第35話 信頼されたかな? ②

 あの時、ピート・マックラガンの願いを受け入れて、リアムを引き取った。


 リアムを竜甲に残して奴らの本陣に行くと、ヒゲは完全にぶっ倒れていたけど、デブガキが辛うじて気絶から回復した。


 ヒゲが気絶していたのは、最初の牽制けんせいで打ち込んだ火炎弾が本当にヒゲの左腕を削っていたからだ。


「けけっ! ザマ-だぜ!」


 と言いたいところだけど、腕を一本無くしたのは流石に可哀想に思う。

 でも、ここで甘い顔を見せたらつけ込まれる。そう思ってデブガキに脅しを入れた。


「おい、俺を殺しに掛かっただろう?」

 出来るだけ低い声で静かに喋って、じっとにらみ付ける。


 デブはガタガタと震えてピートを見る。もう一度気絶してもおかしく無い、ってくらい唇が真っ白で、気持ち悪さに拍車がかかる。

 ヤツをかばって俺との間に立とうとする部下なんて、一人もいない。

“かぁーっ! コイツ、本当に人望がぇんだなあ”って、だんだん哀れになってきた。


“こいつも死んだら煉獄れんごく行きかな?”

 そう思っていたら“やっと”という感じで、ピートが間に入ってきた。

 一応、俺とピートの間で話は付いている。


 それでも、自分の命とリアムのこれからが掛かっている事からかピートは、しっかりと演技をして、身体を丸めて少し気弱な声を出して来た。


 その姿を見ると、“似合わねぇ~”と、これまた別の意味で不憫ふびんになる。


「ギルタブリル様。先程、お弟子殿と話をさせて頂きまして……。

 お弟子殿は、今回の件を“戦奴の暴走”である、と納得して下さいました。

 今の彼の言葉は『私の話に嘘がないか』という確認です。

 どうぞ、お弟子殿にお答え下さい。

 そうしなければ……」

 後は言わないでも分かるだろう、とピートは無言で伝える。


 デブは腰を抜かして尻餅をついたままピートを見上げている。

 その下の土は色がひときわ濃くなって、酷い臭いまでしてた。


 あ~、漏らしてるよ。
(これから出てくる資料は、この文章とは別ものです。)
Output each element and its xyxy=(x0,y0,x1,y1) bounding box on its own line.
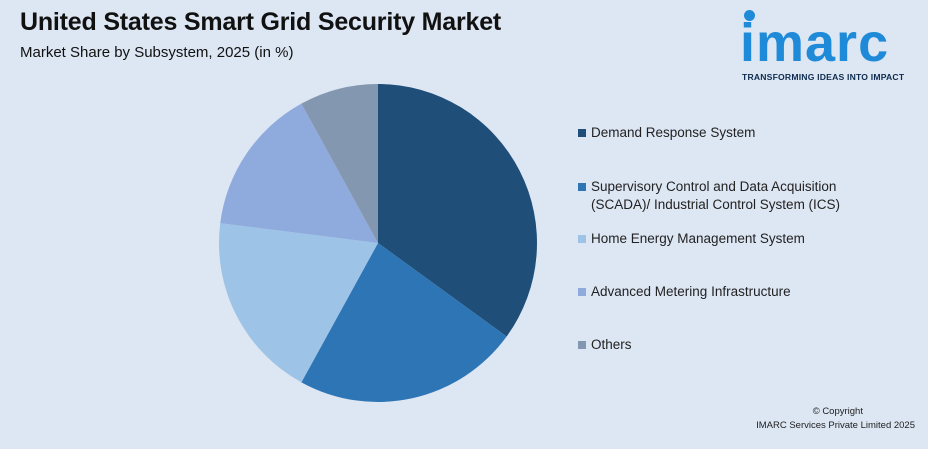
logo-dot xyxy=(744,10,755,21)
logo-wordmark: imarc xyxy=(740,13,890,73)
legend-label: Home Energy Management System xyxy=(591,231,805,246)
legend-item-scada-ics: Supervisory Control and Data Acquisition… xyxy=(578,178,918,214)
chart-subtitle: Market Share by Subsystem, 2025 (in %) xyxy=(20,44,294,61)
legend-swatch xyxy=(578,235,586,243)
legend-label: Others xyxy=(591,337,632,352)
company-text: IMARC Services Private Limited 2025 xyxy=(756,420,915,431)
legend-label: Supervisory Control and Data Acquisition… xyxy=(591,179,841,212)
pie-slice-advanced-metering-infrastructure xyxy=(220,103,378,243)
legend-swatch xyxy=(578,129,586,137)
pie-slice-home-energy-management-system xyxy=(218,223,378,383)
legend-item-home-energy: Home Energy Management System xyxy=(578,230,918,248)
imarc-logo: imarc TRANSFORMING IDEAS INTO IMPACT xyxy=(740,6,920,86)
logo-tagline: TRANSFORMING IDEAS INTO IMPACT xyxy=(742,72,905,82)
legend-label: Advanced Metering Infrastructure xyxy=(591,284,791,299)
pie-slice-demand-response-system xyxy=(378,84,537,337)
copyright-text: © Copyright xyxy=(812,406,863,417)
legend-swatch xyxy=(578,288,586,296)
legend-item-demand-response: Demand Response System xyxy=(578,124,918,142)
chart-title: United States Smart Grid Security Market xyxy=(20,8,502,36)
legend-label: Demand Response System xyxy=(591,125,756,140)
legend-swatch xyxy=(578,341,586,349)
footer-copyright: © Copyright IMARC Services Private Limit… xyxy=(756,405,915,433)
legend-item-advanced-metering: Advanced Metering Infrastructure xyxy=(578,283,918,301)
pie-slice-others xyxy=(301,84,378,243)
legend-swatch xyxy=(578,183,586,191)
pie-slice-supervisory-control-and-data-acquisition-scada-industrial-control-system-ics xyxy=(301,243,507,402)
legend-item-others: Others xyxy=(578,336,918,354)
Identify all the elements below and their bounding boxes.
コイツ……。

 ようやく喋れるようになったデブは、頭を地面にすりつけて俺に許しをう。

 良し! 上手くいった。

 じゃあ、こっからはピートの依頼を進めなくっちゃいけない。

 

「なら、あの戦奴はもらうぜ!」


「へっ?」


「なんだ?」

 自分でもビックリするほど横柄な声が出た。


「い、いえ。何でもありません。はい……」

 デブは情けない声の中にも、本当に悔しそうな顔を見せる。

 まあ、あれだけの美少女だもんな。


 ともかく、そうして奴らはリアムの奴隷契約を解除して引き上げ、リアムは俺のものになった。

 魔法契約の解除は目の前で行われ、リアムの左胸が青白く光る。

 レヴァが、リアムとデブガキの間にあった魔力の流れが切れた事を教えてくれたので、間違い無くリアムが自由になった事が分かる。


 次は、俺がリアムを所持する契約の番らしいんだけど、

「俺の契約方法は特殊なんで、人には見られたくないんだ」


 そう言って誤魔化して奴らを追い払った。

 流石に右手も限界だった。

 心の中では、早く姿を消して欲しいって思うだけだった。


 その後はバロネットのお兄さん達の五人だけを残してもらったので、彼らに気絶したリアムを彼らに運んで貰うと、そのまま俺も治療に入った訳だ。


 バロネットチームのリーダーは“ハルミさん”と言うそうで、シーアンでの再会を約束して別れた。

 最初の時みたいに、『縁があれば』という様な、曖昧な話じゃなく。

『必ず、来てくれよ!』と強く念を押されての別れだ。


 今、考えると、今回の闘いで少なくとも一人との信頼関係が作れたのかもしれない。

 いや、好意的に考えたなら、リアムやピートまで入れると三人。

 残り九九七人なら、決して悪いペースじゃないのかも知れないと思う。


 メリッサちゃんやローラも、この中に入れられれば良いのに、と思うと何だか辛い。

 でも、今はその事は考えない様にしよう。

 せっかくふたりを助けられたんだから、それだけでも良いじゃんか!


 さて、それはともかくリアムは何者なんだろうか。

 あと、あの『竜甲』についても知りたい。

 あれこそが、“天使”から与えられた最後の条件に関わるものだと思うんだ。


 気が焦るけど、まずはリアムの事から聞こう。

 ピートに彼女を頼まれたんだ。

“守ってやらなくっちゃいけない”と思う。


 それに戦奴ってやつが、いったい何なのかも知りたかった。